В контексте российской действительности механизм обезличивания нашел подходящую почву, потому что здесь отсутствовали в сколько-нибудь развитом виде экономические, юридические, политические гарантии личности, а сравнительно слабые их ростки без труда были сметены в ходе «восстания масс». Но, помимо этого, здесь сработал еще один достаточно традиционный механизм: глубоко въевшаяся привычка выдавать отсталость и неразвитость за достоинство и доблесть. Старые, новые и новейшие теоретики «третьеримского» пути неизменно согласны в утверждении, что неиндивидуализированность, принудительная «коллективизация» духа, «соборность» – не просто исторический факт, но историческое благо. У достойнейших и эрудированных авторов приходится сегодня читать, что отсутствие личностного начала и общественного договора составляет неотъемлемую особенность и преимущество российского сознания над европейским.
Но разве не дает нам блестящие примеры восприятия подобной «коллективизации» духа (у Дж. Оруэлла это называлось «олигархическим коллективизмом»), например, Африка южнее Сахары? Или Иран? Или любое иное общественное образование, где не порвана или воссоздана пуповина крепостной зависимости человека от рода-племени-власти? И где эта самая пуповина возводится в доблесть? Переход от племенного рабства к государственному соблазнительно прост и часто кажется самой удобной формой сочетания традиционной жизни с современной техникой (прежде всего военной). Да и отмежеваться от «растленного Запада» привычнее и проще, чем пробиться на путь современной цивилизации. Когда комплекс неполноценности, возникающий при столкновении цивилизаций, возводится в государственную идеологию, создается столь мощное орудие порабощения человека, что умозрительные карточные домики всех западных утопистов, вместе взятых, не идут с ним ни в какое сравнение.
Мы много лет читали и слушали обличения современных развитых обществ, в которых происходят процессы деиндивидуализации, стандартизации потребительских вкусов и пр. Однако массовое общество экономического избытка может строиться только на глубоко индивидуализированных экономических, правовых, моральных «корнях», стандартизируются лишь «верхушки». Между тем в нашем случае, да и во всех аналогичных ему, массовая коммуникация и пропаганда ориентированы на то, чтобы новыми средствами закрепить старое отрицание гарантий, прав и инициативы личности. Что же касается потребительских стандартов, то их нечего пропагандировать: монополия производителя в условиях дефицитарной экономики добивается этого лучше любой пропаганды.
Присмотримся поближе к некоторым особенностям «коллективизированного» духа того персонажа нашей истории, который получил кодово-песенное наименование «советского простого человека».

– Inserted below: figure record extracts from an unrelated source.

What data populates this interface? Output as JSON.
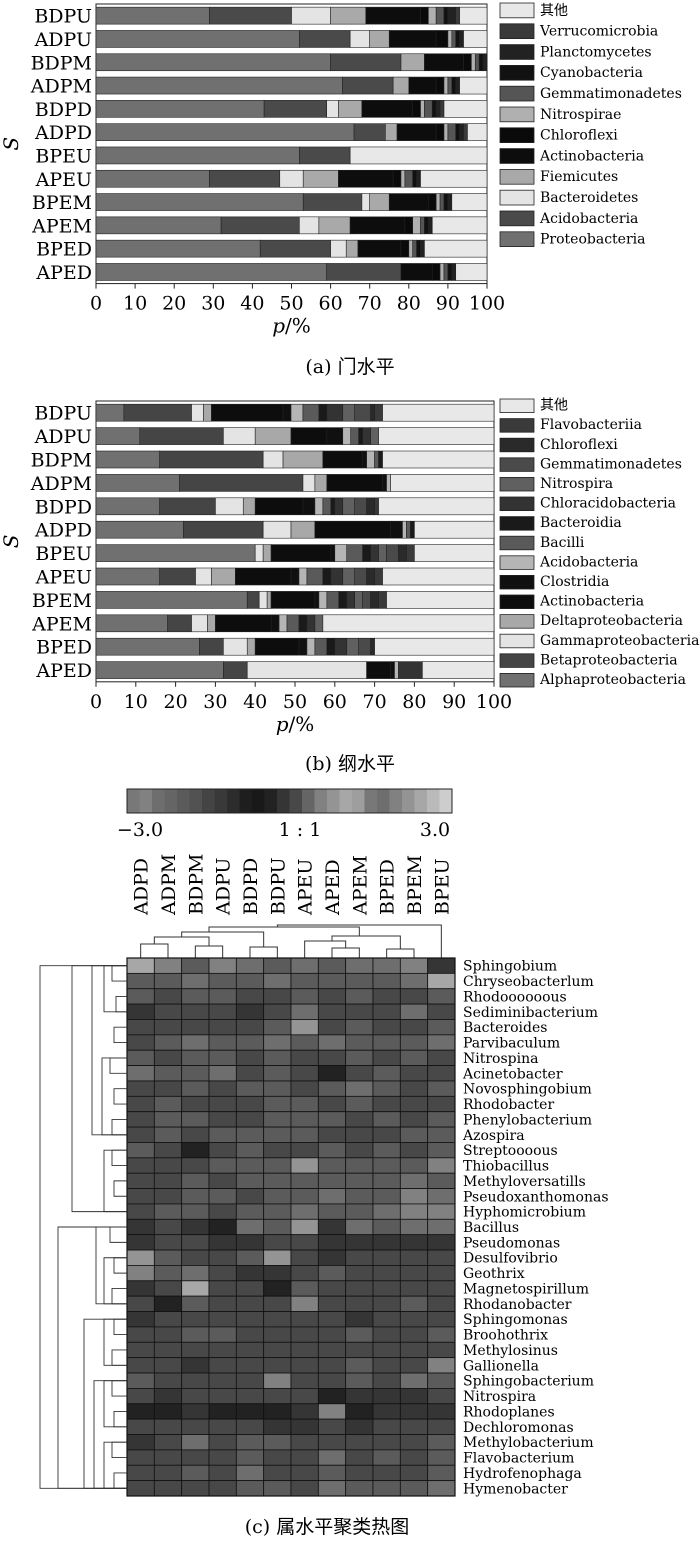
{
  "chart_data": [
    {
      "type": "bar",
      "stacked": true,
      "orientation": "horizontal",
      "caption": "(a) 门水平",
      "xlabel_var": "p",
      "xlabel_unit": "/%",
      "ylabel": "S",
      "xlim": [
        0,
        100
      ],
      "xticks": [
        "0",
        "10",
        "20",
        "30",
        "40",
        "50",
        "60",
        "70",
        "80",
        "90",
        "100"
      ],
      "categories": [
        "BDPU",
        "ADPU",
        "BDPM",
        "ADPM",
        "BDPD",
        "ADPD",
        "BPEU",
        "APEU",
        "BPEM",
        "APEM",
        "BPED",
        "APED"
      ],
      "legend": [
        "其他",
        "Verrucomicrobia",
        "Planctomycetes",
        "Cyanobacteria",
        "Gemmatimonadetes",
        "Nitrospirae",
        "Chloroflexi",
        "Actinobacteria",
        "Fiemicutes",
        "Bacteroidetes",
        "Acidobacteria",
        "Proteobacteria"
      ],
      "series": [
        {
          "name": "Proteobacteria",
          "color": "#707070",
          "values": [
            29,
            52,
            60,
            63,
            43,
            66,
            52,
            29,
            53,
            32,
            42,
            59
          ]
        },
        {
          "name": "Acidobacteria",
          "color": "#4a4a4a",
          "values": [
            21,
            13,
            18,
            13,
            16,
            8,
            13,
            18,
            15,
            20,
            18,
            19
          ]
        },
        {
          "name": "Bacteroidetes",
          "color": "#e4e4e4",
          "values": [
            10,
            5,
            0,
            0,
            3,
            0,
            0,
            6,
            2,
            5,
            4,
            0
          ]
        },
        {
          "name": "Fiemicutes",
          "color": "#a9a9a9",
          "values": [
            9,
            5,
            6,
            4,
            6,
            3,
            0,
            9,
            5,
            8,
            3,
            0
          ]
        },
        {
          "name": "Actinobacteria",
          "color": "#0d0d0d",
          "values": [
            14,
            12,
            10,
            7,
            13,
            10,
            0,
            14,
            10,
            14,
            11,
            8
          ]
        },
        {
          "name": "Chloroflexi",
          "color": "#0a0a0a",
          "values": [
            2,
            3,
            2,
            2,
            2,
            2,
            0,
            2,
            2,
            2,
            2,
            2
          ]
        },
        {
          "name": "Nitrospirae",
          "color": "#b0b0b0",
          "values": [
            2,
            1,
            1,
            1,
            1,
            1,
            0,
            1,
            1,
            2,
            1,
            1
          ]
        },
        {
          "name": "Gemmatimonadetes",
          "color": "#555555",
          "values": [
            2,
            1,
            1,
            1,
            2,
            2,
            0,
            2,
            1,
            1,
            1,
            1
          ]
        },
        {
          "name": "Cyanobacteria",
          "color": "#111111",
          "values": [
            1,
            1,
            1,
            1,
            1,
            1,
            0,
            1,
            1,
            1,
            1,
            1
          ]
        },
        {
          "name": "Planctomycetes",
          "color": "#222222",
          "values": [
            2,
            1,
            1,
            1,
            1,
            1,
            0,
            1,
            1,
            1,
            1,
            1
          ]
        },
        {
          "name": "Verrucomicrobia",
          "color": "#3a3a3a",
          "values": [
            1,
            0,
            0,
            0,
            1,
            1,
            0,
            0,
            0,
            0,
            0,
            0
          ]
        },
        {
          "name": "其他",
          "color": "#e8e8e8",
          "values": [
            7,
            6,
            0,
            7,
            11,
            5,
            35,
            17,
            9,
            14,
            16,
            8
          ]
        }
      ]
    },
    {
      "type": "bar",
      "stacked": true,
      "orientation": "horizontal",
      "caption": "(b) 纲水平",
      "xlabel_var": "p",
      "xlabel_unit": "/%",
      "ylabel": "S",
      "xlim": [
        0,
        100
      ],
      "xticks": [
        "0",
        "10",
        "20",
        "30",
        "40",
        "50",
        "60",
        "70",
        "80",
        "90",
        "100"
      ],
      "categories": [
        "BDPU",
        "ADPU",
        "BDPM",
        "ADPM",
        "BDPD",
        "ADPD",
        "BPEU",
        "APEU",
        "BPEM",
        "APEM",
        "BPED",
        "APED"
      ],
      "legend": [
        "其他",
        "Flavobacteriia",
        "Chloroflexi",
        "Gemmatimonadetes",
        "Nitrospira",
        "Chloracidobacteria",
        "Bacteroidia",
        "Bacilli",
        "Acidobacteria",
        "Clostridia",
        "Actinobacteria",
        "Deltaproteobacteria",
        "Gammaproteobacteria",
        "Betaproteobacteria",
        "Alphaproteobacteria"
      ],
      "series": [
        {
          "name": "Alphaproteobacteria",
          "color": "#707070",
          "values": [
            7,
            11,
            16,
            21,
            16,
            22,
            40,
            16,
            38,
            18,
            26,
            32
          ]
        },
        {
          "name": "Betaproteobacteria",
          "color": "#454545",
          "values": [
            17,
            21,
            26,
            31,
            14,
            20,
            0,
            9,
            3,
            6,
            6,
            6
          ]
        },
        {
          "name": "Gammaproteobacteria",
          "color": "#e4e4e4",
          "values": [
            3,
            8,
            5,
            3,
            7,
            7,
            2,
            4,
            2,
            4,
            6,
            30
          ]
        },
        {
          "name": "Deltaproteobacteria",
          "color": "#a8a8a8",
          "values": [
            2,
            9,
            10,
            3,
            3,
            6,
            2,
            6,
            1,
            2,
            2,
            0
          ]
        },
        {
          "name": "Actinobacteria",
          "color": "#0d0d0d",
          "values": [
            18,
            9,
            10,
            14,
            12,
            19,
            15,
            14,
            11,
            14,
            11,
            6
          ]
        },
        {
          "name": "Clostridia",
          "color": "#101010",
          "values": [
            2,
            4,
            1,
            1,
            3,
            3,
            1,
            2,
            1,
            2,
            2,
            1
          ]
        },
        {
          "name": "Acidobacteria",
          "color": "#b5b5b5",
          "values": [
            3,
            2,
            2,
            1,
            2,
            1,
            3,
            2,
            2,
            2,
            2,
            1
          ]
        },
        {
          "name": "Bacilli",
          "color": "#5a5a5a",
          "values": [
            4,
            2,
            1,
            0,
            2,
            1,
            4,
            4,
            3,
            3,
            3,
            0
          ]
        },
        {
          "name": "Bacteroidia",
          "color": "#1a1a1a",
          "values": [
            2,
            1,
            1,
            0,
            1,
            1,
            2,
            2,
            2,
            2,
            2,
            0
          ]
        },
        {
          "name": "Chloracidobacteria",
          "color": "#333333",
          "values": [
            4,
            2,
            0,
            0,
            2,
            0,
            2,
            3,
            2,
            2,
            3,
            6
          ]
        },
        {
          "name": "Nitrospira",
          "color": "#606060",
          "values": [
            3,
            2,
            0,
            0,
            3,
            0,
            2,
            3,
            2,
            2,
            3,
            0
          ]
        },
        {
          "name": "Gemmatimonadetes",
          "color": "#4a4a4a",
          "values": [
            4,
            0,
            0,
            0,
            3,
            0,
            3,
            3,
            2,
            0,
            3,
            0
          ]
        },
        {
          "name": "Chloroflexi",
          "color": "#2a2a2a",
          "values": [
            1,
            0,
            0,
            0,
            2,
            0,
            2,
            2,
            2,
            0,
            1,
            0
          ]
        },
        {
          "name": "Flavobacteriia",
          "color": "#3a3a3a",
          "values": [
            2,
            0,
            0,
            0,
            1,
            0,
            2,
            2,
            2,
            0,
            0,
            0
          ]
        },
        {
          "name": "其他",
          "color": "#e8e8e8",
          "values": [
            28,
            29,
            28,
            26,
            29,
            20,
            20,
            28,
            27,
            43,
            30,
            18
          ]
        }
      ]
    },
    {
      "type": "heatmap",
      "caption": "(c) 属水平聚类热图",
      "colorbar": {
        "min_label": "−3.0",
        "mid_label": "1 : 1",
        "max_label": "3.0"
      },
      "columns": [
        "ADPD",
        "ADPM",
        "BDPM",
        "ADPU",
        "BDPD",
        "BDPU",
        "APEU",
        "APED",
        "APEM",
        "BPED",
        "BPEM",
        "BPEU"
      ],
      "rows": [
        "Sphingobium",
        "Chryseobacterlum",
        "Rhodoooooous",
        "Sediminibacterium",
        "Bacteroides",
        "Parvibaculum",
        "Nitrospina",
        "Acinetobacter",
        "Novosphingobium",
        "Rhodobacter",
        "Phenylobacterium",
        "Azospira",
        "Streptoooous",
        "Thiobacillus",
        "Methyloversatills",
        "Pseudoxanthomonas",
        "Hyphomicrobium",
        "Bacillus",
        "Pseudomonas",
        "Desulfovibrio",
        "Geothrix",
        "Magnetospirillum",
        "Rhodanobacter",
        "Sphingomonas",
        "Broohothrix",
        "Methylosinus",
        "Gallionella",
        "Sphingobacterium",
        "Nitrospira",
        "Rhodoplanes",
        "Dechloromonas",
        "Methylobacterium",
        "Flavobacterium",
        "Hydrofenophaga",
        "Hymenobacter"
      ],
      "values": [
        [
          0.8,
          0.6,
          0.4,
          0.6,
          0.5,
          0.4,
          0.5,
          0.4,
          0.5,
          0.5,
          0.6,
          0.2
        ],
        [
          0.4,
          0.4,
          0.5,
          0.4,
          0.4,
          0.5,
          0.4,
          0.4,
          0.4,
          0.4,
          0.5,
          0.8
        ],
        [
          0.4,
          0.3,
          0.4,
          0.4,
          0.3,
          0.3,
          0.4,
          0.3,
          0.4,
          0.3,
          0.3,
          0.4
        ],
        [
          0.2,
          0.3,
          0.3,
          0.3,
          0.2,
          0.3,
          0.5,
          0.3,
          0.3,
          0.3,
          0.5,
          0.3
        ],
        [
          0.3,
          0.3,
          0.3,
          0.3,
          0.3,
          0.4,
          0.7,
          0.3,
          0.4,
          0.3,
          0.3,
          0.4
        ],
        [
          0.3,
          0.4,
          0.5,
          0.4,
          0.4,
          0.5,
          0.4,
          0.5,
          0.4,
          0.4,
          0.4,
          0.5
        ],
        [
          0.4,
          0.3,
          0.4,
          0.4,
          0.3,
          0.4,
          0.3,
          0.3,
          0.4,
          0.3,
          0.4,
          0.3
        ],
        [
          0.5,
          0.4,
          0.4,
          0.5,
          0.3,
          0.4,
          0.3,
          0.1,
          0.3,
          0.4,
          0.3,
          0.3
        ],
        [
          0.3,
          0.3,
          0.4,
          0.3,
          0.4,
          0.4,
          0.3,
          0.4,
          0.5,
          0.4,
          0.3,
          0.4
        ],
        [
          0.3,
          0.4,
          0.3,
          0.3,
          0.3,
          0.4,
          0.4,
          0.3,
          0.4,
          0.3,
          0.3,
          0.3
        ],
        [
          0.3,
          0.4,
          0.4,
          0.3,
          0.3,
          0.4,
          0.4,
          0.4,
          0.3,
          0.4,
          0.3,
          0.4
        ],
        [
          0.3,
          0.4,
          0.3,
          0.4,
          0.4,
          0.4,
          0.4,
          0.3,
          0.3,
          0.3,
          0.4,
          0.4
        ],
        [
          0.4,
          0.3,
          0.1,
          0.3,
          0.4,
          0.3,
          0.3,
          0.4,
          0.3,
          0.4,
          0.3,
          0.4
        ],
        [
          0.3,
          0.3,
          0.3,
          0.4,
          0.4,
          0.4,
          0.7,
          0.4,
          0.4,
          0.4,
          0.4,
          0.6
        ],
        [
          0.3,
          0.3,
          0.4,
          0.3,
          0.4,
          0.4,
          0.4,
          0.4,
          0.4,
          0.4,
          0.5,
          0.4
        ],
        [
          0.3,
          0.3,
          0.4,
          0.4,
          0.3,
          0.4,
          0.4,
          0.5,
          0.4,
          0.4,
          0.6,
          0.5
        ],
        [
          0.3,
          0.4,
          0.4,
          0.3,
          0.4,
          0.4,
          0.5,
          0.4,
          0.4,
          0.5,
          0.6,
          0.6
        ],
        [
          0.2,
          0.3,
          0.2,
          0.1,
          0.5,
          0.4,
          0.7,
          0.2,
          0.5,
          0.4,
          0.5,
          0.5
        ],
        [
          0.2,
          0.3,
          0.3,
          0.2,
          0.2,
          0.3,
          0.3,
          0.2,
          0.2,
          0.2,
          0.2,
          0.2
        ],
        [
          0.7,
          0.4,
          0.3,
          0.3,
          0.4,
          0.7,
          0.3,
          0.2,
          0.3,
          0.3,
          0.3,
          0.3
        ],
        [
          0.6,
          0.4,
          0.5,
          0.3,
          0.2,
          0.2,
          0.3,
          0.4,
          0.3,
          0.3,
          0.3,
          0.3
        ],
        [
          0.2,
          0.3,
          0.8,
          0.3,
          0.3,
          0.1,
          0.4,
          0.3,
          0.3,
          0.3,
          0.3,
          0.3
        ],
        [
          0.3,
          0.1,
          0.4,
          0.3,
          0.3,
          0.3,
          0.6,
          0.3,
          0.3,
          0.3,
          0.4,
          0.3
        ],
        [
          0.2,
          0.3,
          0.3,
          0.3,
          0.3,
          0.3,
          0.3,
          0.3,
          0.2,
          0.3,
          0.3,
          0.3
        ],
        [
          0.3,
          0.3,
          0.4,
          0.4,
          0.3,
          0.3,
          0.3,
          0.3,
          0.4,
          0.3,
          0.3,
          0.4
        ],
        [
          0.3,
          0.3,
          0.3,
          0.3,
          0.3,
          0.3,
          0.3,
          0.3,
          0.3,
          0.3,
          0.3,
          0.3
        ],
        [
          0.3,
          0.3,
          0.2,
          0.3,
          0.3,
          0.3,
          0.3,
          0.3,
          0.4,
          0.3,
          0.3,
          0.6
        ],
        [
          0.4,
          0.3,
          0.3,
          0.3,
          0.3,
          0.6,
          0.3,
          0.3,
          0.4,
          0.3,
          0.5,
          0.4
        ],
        [
          0.3,
          0.2,
          0.3,
          0.3,
          0.3,
          0.3,
          0.3,
          0.1,
          0.2,
          0.2,
          0.2,
          0.3
        ],
        [
          0.1,
          0.1,
          0.2,
          0.1,
          0.1,
          0.1,
          0.2,
          0.6,
          0.1,
          0.2,
          0.2,
          0.2
        ],
        [
          0.3,
          0.3,
          0.3,
          0.3,
          0.3,
          0.2,
          0.2,
          0.3,
          0.2,
          0.3,
          0.3,
          0.3
        ],
        [
          0.2,
          0.3,
          0.5,
          0.3,
          0.4,
          0.4,
          0.3,
          0.3,
          0.3,
          0.3,
          0.3,
          0.4
        ],
        [
          0.3,
          0.3,
          0.3,
          0.3,
          0.4,
          0.3,
          0.3,
          0.5,
          0.3,
          0.4,
          0.3,
          0.4
        ],
        [
          0.3,
          0.3,
          0.4,
          0.3,
          0.5,
          0.3,
          0.3,
          0.4,
          0.3,
          0.3,
          0.3,
          0.4
        ],
        [
          0.3,
          0.3,
          0.3,
          0.3,
          0.4,
          0.4,
          0.3,
          0.5,
          0.4,
          0.4,
          0.4,
          0.5
        ]
      ]
    }
  ]
}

«Простой» – значит нетребовательный («сознательный»), маленький («понимает»), скромный («не высовывается»). Ему не только приписывали такую простоту и скромность в песнях и кинофильмах – от него этого ждали и добивались. Чтобы не зазнавался, не ссылался на собственные заслуги или таланты, не забывал, что «всеми своими успехами он обязан» – отметим эту отменную формулу – только партии, правительству и лично вождю народов. Чтоб не слишком выделялся из ряда поставленных в то же положение ни образом жизни, ни вкусами, ни одеждой, ни мнениями, – на худой конец, чтобы тщательно скрывал собственные вкусы и склонности. Предполагалось, что он не должен слишком отдаваться личному горю или радости, поскольку главным содержанием жизни его, как и всех иных «правильных» людей, должно быть радостное служение общему благу, а точнее, тем, кто от имени общих интересов выступает. Нетрудно заметить, как при описании набора социально признанных ожиданий, которые предъявлялись нашему персонажу (впрочем, уместно ли здесь прошедшее время? Когда вы, читатель, последний раз проходили мимо призыва типа «Все силы на выполнение пятилетнего плана»?), мы как-то незаметно перешли от практических требований к символическим: не показываться, не высовываться, не выделяться… Такая подстановка заслуживает особого рассмотрения.